Dan M. Spengler, MD
Degenerative lumbar stenosis is a disabling syndrome of low-back pain that results from chronic compression of the cauda equina by degenerative hypertrophic lesions of the lumbar zygapophyseal (facet) joints, lumbar intervertebral discs and ligamentum flavum, generally occurring in the sixth or seventh decade of life. It has been reported that in 1987 in the United States, a laminectomy was performed, most often for degenerative lumbar stenosis, on one of every 100 persons who were more than sixty-five years old. Studies of the results of operative intervention for lumbar stenosis that were published when this video was filmed have reported success rates ranging from 64 to 95 percent. And while short-term results appear gratifying, later studies with longer-term outcomes are variable, with progressive deterioration over time.

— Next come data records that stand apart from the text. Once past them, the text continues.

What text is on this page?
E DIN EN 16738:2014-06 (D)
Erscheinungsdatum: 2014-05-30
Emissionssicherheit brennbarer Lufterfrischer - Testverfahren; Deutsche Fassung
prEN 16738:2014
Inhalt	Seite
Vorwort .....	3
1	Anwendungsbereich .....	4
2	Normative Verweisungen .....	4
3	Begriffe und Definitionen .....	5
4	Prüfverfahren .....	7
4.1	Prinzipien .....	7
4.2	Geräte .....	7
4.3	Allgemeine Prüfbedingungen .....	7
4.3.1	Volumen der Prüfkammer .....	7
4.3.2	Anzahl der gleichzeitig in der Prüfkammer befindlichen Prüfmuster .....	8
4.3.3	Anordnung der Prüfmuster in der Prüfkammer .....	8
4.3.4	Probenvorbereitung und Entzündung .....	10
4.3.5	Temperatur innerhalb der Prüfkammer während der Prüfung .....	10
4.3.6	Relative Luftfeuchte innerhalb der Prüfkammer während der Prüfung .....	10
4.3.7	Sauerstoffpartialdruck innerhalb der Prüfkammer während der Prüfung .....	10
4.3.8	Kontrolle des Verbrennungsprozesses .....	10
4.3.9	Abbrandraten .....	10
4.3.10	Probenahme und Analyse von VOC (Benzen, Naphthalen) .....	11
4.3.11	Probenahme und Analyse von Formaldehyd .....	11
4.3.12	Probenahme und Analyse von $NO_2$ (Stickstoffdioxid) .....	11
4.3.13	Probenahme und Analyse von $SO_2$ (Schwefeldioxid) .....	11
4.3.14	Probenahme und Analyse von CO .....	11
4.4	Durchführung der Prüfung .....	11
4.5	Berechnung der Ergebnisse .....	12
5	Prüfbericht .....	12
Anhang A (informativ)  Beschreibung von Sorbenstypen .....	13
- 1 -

The traditional surgical approach for lumbar stenosis is to perform a wide, bilateral decompressive laminectomy along with resection of the medial portion of the facet joints to decompress the affected neural elements. Although this approach can successfully alleviate nerve compression symptoms, there are drawbacks, including amount of soft tissue dissection, blood loss, postoperative pain, and the potential for iatrogenic instability of the spinal segment. These concerns are magnified when treating an elderly fragile patient.
Properly selected patients of 60 years and older can expect a clinically meaningful improvement of HRQL, functional status and pain after decompressive laminectomy without fusion. The treatment seems to be safe. However, patients with longstanding leg-pain prior to operation are less likely to improve one year after surgery. Increased age per se should not be a contraindication for surgery.